My Lord, Suppose a case of a family dispute in which the Arbitration Clause clearly specifies that a particular grand uncle of a joint family is the only person in whom all members of the family have confidence as a result of which he has been appointed Arbitrator to resolve their disputes. In the case of resignation or death of such grand uncle, is it possible to content that by necessary implication no other person was competent to arbitrate disputes between the family members and that, therefore, on such resignation or death, the Arbitration Clause would spend its force?

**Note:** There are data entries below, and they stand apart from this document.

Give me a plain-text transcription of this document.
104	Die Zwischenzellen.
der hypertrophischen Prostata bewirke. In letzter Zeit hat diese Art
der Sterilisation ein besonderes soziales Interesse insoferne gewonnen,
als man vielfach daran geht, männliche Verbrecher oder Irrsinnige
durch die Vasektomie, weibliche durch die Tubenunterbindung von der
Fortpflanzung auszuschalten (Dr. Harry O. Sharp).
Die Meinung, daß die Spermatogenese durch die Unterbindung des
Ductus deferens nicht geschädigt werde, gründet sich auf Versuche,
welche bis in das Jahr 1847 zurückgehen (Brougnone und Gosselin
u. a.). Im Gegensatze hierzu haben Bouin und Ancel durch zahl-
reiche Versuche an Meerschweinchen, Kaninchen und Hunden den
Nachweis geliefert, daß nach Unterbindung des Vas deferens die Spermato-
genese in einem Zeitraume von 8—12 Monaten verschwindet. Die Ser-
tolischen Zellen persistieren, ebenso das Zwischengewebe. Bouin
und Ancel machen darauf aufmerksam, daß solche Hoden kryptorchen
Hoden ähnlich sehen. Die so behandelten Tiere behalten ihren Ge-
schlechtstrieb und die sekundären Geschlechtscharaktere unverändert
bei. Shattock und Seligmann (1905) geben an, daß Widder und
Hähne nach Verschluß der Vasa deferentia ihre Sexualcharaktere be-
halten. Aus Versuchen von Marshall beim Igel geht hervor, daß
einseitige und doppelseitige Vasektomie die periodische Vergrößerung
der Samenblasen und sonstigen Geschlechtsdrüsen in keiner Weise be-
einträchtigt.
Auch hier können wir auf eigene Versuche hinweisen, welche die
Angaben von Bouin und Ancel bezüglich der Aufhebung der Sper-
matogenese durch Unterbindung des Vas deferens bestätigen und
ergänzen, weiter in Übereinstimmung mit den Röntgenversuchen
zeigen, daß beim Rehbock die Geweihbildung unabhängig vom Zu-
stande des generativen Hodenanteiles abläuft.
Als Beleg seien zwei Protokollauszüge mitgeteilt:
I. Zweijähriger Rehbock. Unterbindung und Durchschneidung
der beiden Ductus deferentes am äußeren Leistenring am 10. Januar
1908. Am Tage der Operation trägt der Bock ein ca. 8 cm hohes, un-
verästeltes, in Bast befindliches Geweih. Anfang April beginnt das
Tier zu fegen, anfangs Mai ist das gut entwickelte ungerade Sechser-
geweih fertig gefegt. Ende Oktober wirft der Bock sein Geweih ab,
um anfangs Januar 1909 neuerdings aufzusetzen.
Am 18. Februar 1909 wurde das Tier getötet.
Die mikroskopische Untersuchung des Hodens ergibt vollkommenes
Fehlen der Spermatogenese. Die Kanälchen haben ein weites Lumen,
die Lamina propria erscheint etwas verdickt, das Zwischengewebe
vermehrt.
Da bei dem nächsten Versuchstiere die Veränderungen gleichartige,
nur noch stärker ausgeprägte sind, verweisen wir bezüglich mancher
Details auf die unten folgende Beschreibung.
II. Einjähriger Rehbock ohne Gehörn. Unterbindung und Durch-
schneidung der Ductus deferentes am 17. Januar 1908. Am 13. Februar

“[However], in Yashwith Constructions this Court construed Section 15(2) liberally and held that the expression “the rules” that were applicable to the appointment of the Arbitrator would include the Arbitration Clause or Agreement itself, apart from any Institutional rules or other rules which may apply.
Under Section 15(2), where the mandate of an Arbitrator terminates, a Substitute Arbitrator ‘shall’ be appointed…unless it is clear that an Arbitration Agreement on the facts of a particular case excludes either expressly or by necessary implication the Substitution of an Arbitrator, whether named or otherwise, such a Substitution must take place.
In the present case [as opposed to the instance cited in the question] we do not have any such factual scenario nor do we have expressions such as ‘only’ which would indicate that the confidence of the parties was in only the Named Arbitrator and in nobody else.”
– Hon’ble Justice R.F. Nariman, Shailesh Dhairyawan v. Mohan Lulla, [Civil Appeal No. 8731 of 2015].